Do we need to remind the world that in spite of Chief M.K.O. Abiola’s horrendous machinations in ITT, as reported in The New York Times, Los Angeles Times and The Washington Post, all of 17th August 1980, the International Herald Tribune of the next day, 18th August (all American newspapers), and in two Nigerian newspapers two days later: New Nigerian and Daily sketch; our professor had the courage to call on Mr. President to immortalise the chief on the premise that he contributed to sports development in Nigeria? Contemporary political and legal historians find no difficulty in concluding that Chief Abiola was never brought to trial in 1980 over revelations of his involvement in large-scale fraud because, perhaps, ‘only predators roam the streets, making their own laws of survival as they proceed’ (to quote the Nobel Laureate in his address!).
The point presently is that Chief Ibori was tried and found innocent here in Nigeria, and had to plead guilty to phoney charges of money laundry overseas for political reasons. Now, could we ask our Nobel Laureate why Chief Abiola was never brought to trial!

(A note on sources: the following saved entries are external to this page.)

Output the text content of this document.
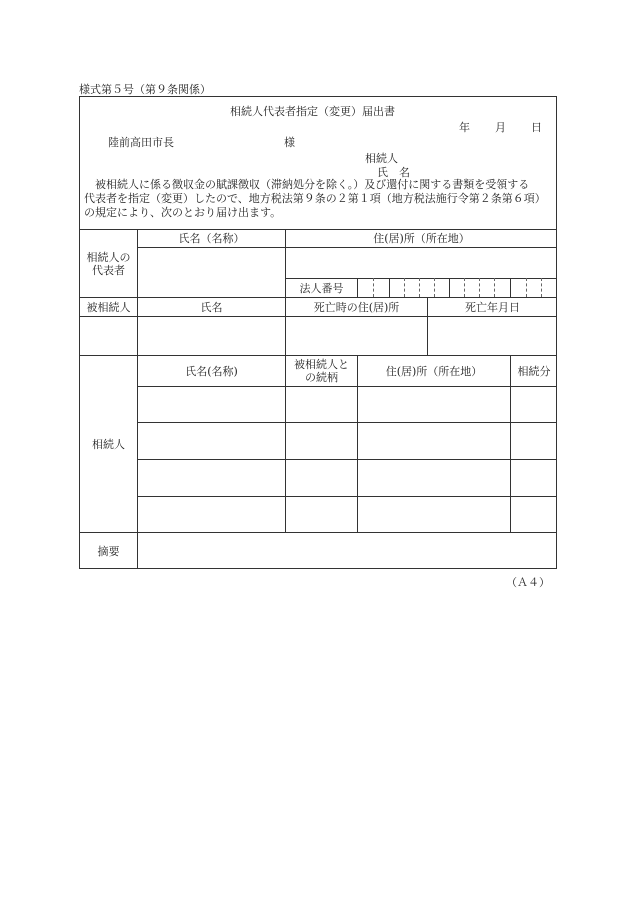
様式第５号（第９条関係）
相続人代表者指定（変更）届出書
年 月 日
陸前高田市長	様
相続人
氏　名
　被相続人に係る徴収金の賦課徴収（滞納処分を除く。）及び還付に関する書類を受領する
代表者を指定（変更）したので、地方税法第９条の２第１項（地方税法施行令第２条第６項）
の規定により、次のとおり届け出ます。
相続人の
代表者
氏名（名称）	住(居)所（所在地）
法人番号
被相続人	氏名	死亡時の住(居)所	死亡年月日
相続人
氏名(名称)	被相続人と
の続柄	住(居)所（所在地）	相続分
摘要
（Ａ４）
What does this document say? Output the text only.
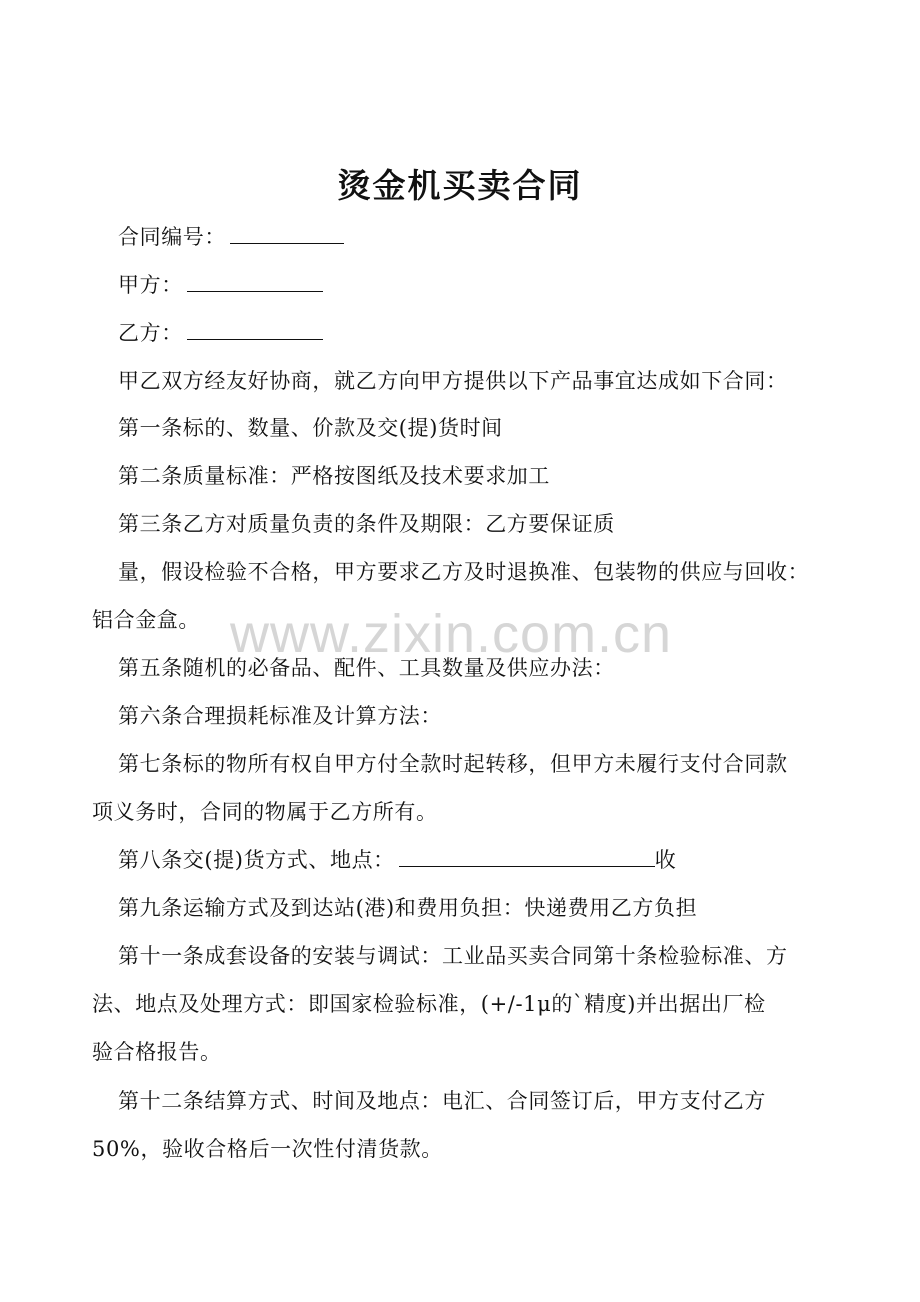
烫金机买卖合同
合同编号：
甲方：
乙方：
甲乙双方经友好协商，就乙方向甲方提供以下产品事宜达成如下合同：
第一条标的、数量、价款及交(提)货时间
第二条质量标准：严格按图纸及技术要求加工
第三条乙方对质量负责的条件及期限：乙方要保证质
量，假设检验不合格，甲方要求乙方及时退换准、包装物的供应与回收：
铝合金盒。 www.zixin.com.cn
第五条随机的必备品、配件、工具数量及供应办法：
第六条合理损耗标准及计算方法：
第七条标的物所有权自甲方付全款时起转移，但甲方未履行支付合同款
项义务时，合同的物属于乙方所有。
第八条交(提)货方式、地点：	收
第九条运输方式及到达站(港)和费用负担：快递费用乙方负担
第十一条成套设备的安装与调试：工业品买卖合同第十条检验标准、方
法、地点及处理方式：即国家检验标准，(+/-1μ的`精度)并出据出厂检
验合格报告。
第十二条结算方式、时间及地点：电汇、合同签订后，甲方支付乙方
50%，验收合格后一次性付清货款。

In shame societies, men of honour do not allow the reign of filthy lucre to diminish their firmly built reputation. They present a lifestyle that makes mockery of crass materialism, and revere honour and not greed and ill-gotten wealth. In those societies, social critics probe the sources of campaign funds of their would-be leaders and often denounce leaders who channel the proceeds of their loot to vie for public offices. Better still, they reject contributions made from stolen wealth and hardly place value on them. And their criticism is never guided by tribalism or nepotism. Why then has the poet decided to eulogise a likely guilty Chief Abiola and rubbish an innocent Chief Ibori before the world! The answer is not far-fetched – Chief lbori is not an Egba man! But then, our Nobel Laureate would have taken a cue from Afro-beat legend Fela Anikulapo-Kuti who, despite his affiliations with Chief Abiola, was frank enough to protest by tagging ITT as International Thief Thief.  

During the hey day of Asiwaju Bola Tinubu, former Governor of Lagos state, we all witnessed how the Pira6te No. 1. threw decency to the winds to protest late Chief Gani Fawehinmi’s allegation of certificate forgery on the ex-governor, as well as his fierce battle against Festus Keyamo, when the lawyer revealed the criminal antecedents of Sen. Tokunbo Afikuyomi, who claimed he filled Tinubu’s forms. While the controversy raged, Mr. Moral Exemplar never wrote a piece or presented a paper to condemn the illegality, rather he was the de facto image-maker of the government. Today, we are faced with this hater of truth who is masquerading as a symbol of justice. Prof. Wole Soyinka, where is thy honour? 

Every well-informed and objective Nigerian acknowledges the conspiracy behind Chief Ibori’s conviction and sentencing. He might have been presented as a criminal to the eyes of the world, but here in Delta State, his innocence is not in doubt. The man remains a leader amongst men, as memories of him still resonate in the streets, the many lives he touched, the souls he lifted, and the infrastructure and institutions he built. Chief Ibori was that leader who knows workers must earn good wages. He was that governor who never owed salaries. He is that governor that empowers the local contractor and pays students bursary. It is no wonder that even in prison, his wishes are respected and not even the unguarded vituperations of Prof. Soyinka can change it.
As we await the appeal against the sentencing and its outcome, we proclaim that Chief James Onanefe Ibori lives in us!